Why do we need to "enter" 32-bit protected mode anyway?

Question

Recently I've been interested in building an tiny-toy-OS from scratch, and I am really confused now. May you help me please..

The questions

I am getting stuck with understanding that why do we even bother to enter a 32-bit protected mode?

I mean why not just overwrite the old instructions from 16-bit into 32-bit (or 64-bit) so we can coding straightforward (e.g. accessing more memory addresses directly)... what's the point of this switching-process...why why why...

The reason why I am confused is that the tutorial I am reading first teaches me how to boot with 16-bit (some basic BIOS instructions) while it claims that "32-bit is better" which I totally agree and so we have to enter 32-bit protected mode. In my opinion this is just a simple extension of length of bits? why so different (tough to use BIOS, GDT, e-registers...)?

Answer 1

Intel has always tried to keep their CPUs backward compatible (and still is).
A new fancy CPU that can't run any existing software is as good as a rock for the industry.

The opcode b8 is mov ax, imm16, there are no other possible ways to interpret it, including mov eax, imm32, without breaking compatibility.
Unless you set a flag, somewhere, that let the CPU know it is OK to do so.
That's switching, and now b8 is mov eax, imm32.
So, the old instructions have been "overwritten" in a sense.
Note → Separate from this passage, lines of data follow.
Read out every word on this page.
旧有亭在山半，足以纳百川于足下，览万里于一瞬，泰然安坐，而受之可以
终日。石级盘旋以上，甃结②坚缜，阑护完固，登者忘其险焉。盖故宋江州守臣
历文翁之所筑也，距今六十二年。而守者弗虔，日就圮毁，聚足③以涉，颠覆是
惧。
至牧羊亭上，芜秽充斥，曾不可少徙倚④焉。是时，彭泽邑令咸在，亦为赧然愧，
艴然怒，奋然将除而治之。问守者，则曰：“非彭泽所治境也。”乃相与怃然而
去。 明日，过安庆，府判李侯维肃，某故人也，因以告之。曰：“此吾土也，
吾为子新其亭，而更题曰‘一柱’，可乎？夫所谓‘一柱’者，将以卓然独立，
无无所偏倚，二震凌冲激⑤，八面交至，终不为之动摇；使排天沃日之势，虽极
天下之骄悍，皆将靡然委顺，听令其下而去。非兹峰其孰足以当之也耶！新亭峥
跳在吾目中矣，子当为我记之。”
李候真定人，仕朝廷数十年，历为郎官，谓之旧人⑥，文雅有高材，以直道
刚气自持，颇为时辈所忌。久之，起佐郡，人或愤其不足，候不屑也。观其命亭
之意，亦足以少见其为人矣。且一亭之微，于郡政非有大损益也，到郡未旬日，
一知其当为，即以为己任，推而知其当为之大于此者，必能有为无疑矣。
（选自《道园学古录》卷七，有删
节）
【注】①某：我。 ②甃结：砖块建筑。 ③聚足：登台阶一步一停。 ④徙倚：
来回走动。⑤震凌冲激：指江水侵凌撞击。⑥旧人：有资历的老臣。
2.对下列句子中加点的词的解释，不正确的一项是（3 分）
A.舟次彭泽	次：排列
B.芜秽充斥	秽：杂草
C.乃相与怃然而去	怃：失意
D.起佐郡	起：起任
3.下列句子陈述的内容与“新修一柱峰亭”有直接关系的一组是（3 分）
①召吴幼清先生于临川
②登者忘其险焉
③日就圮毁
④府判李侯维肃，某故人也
Intel could have used totally new opcodes but that'd be a huge waste of opcodes (and the opcode space was already very crowded at the time), plus going down this road and avoiding an explicit switch, the CPU would have to be both in real mode and in protected mode (since it cannot drop support for 16-bit code).
That's a call for very messy design or in the best a nightmare.

Peter Cordes pointed out that a prefix could be used if it weren't for the troubles with handling interrupts (and possibly any mechanism where the CPU performs automatic actions).

Protected mode come along with a new protection scheme, it's admittedly over-engineered but nevertheless, we need to deal with it, its GDT, IDT, TSS and so on.
This mechanism was set before the advent of 32-bit computing on the x86 architecture, i.e. it was present in the 286 when no 32-bit registers/addresses were present.
When Intel recognized the need for 32-bit computing it took the opportunity to ship it along with a revamped version of the protection scheme.

Whenever a new contract between the CPU and the software is developed, it always customary to require an explicit intention from the software, this prevents any spurious activation.

So switching provides:

• An easier design.
• A reuse of the opcodes (avoiding the need for prefixes).
• A proof that the software is written to understand the new contract.
• The same environment for the software that doesn't understand the new contract.

With the advent of UEFI, some constraints have been relaxed, a UEFI bootloader (or any application or driver) boots in 64-bit mode (or 32-bit if the CPU is too old for 64-bit).
If you feel unhappy with the legacy BIOS boot, you can experiment with UEFI.
Beware that 64-bit mode relies on everything that went before it, including protected mode and PAE paging.
You may get away with shoving them under the rug for some time, but if you plan to keep coding an OS, mastering the basics will pay off.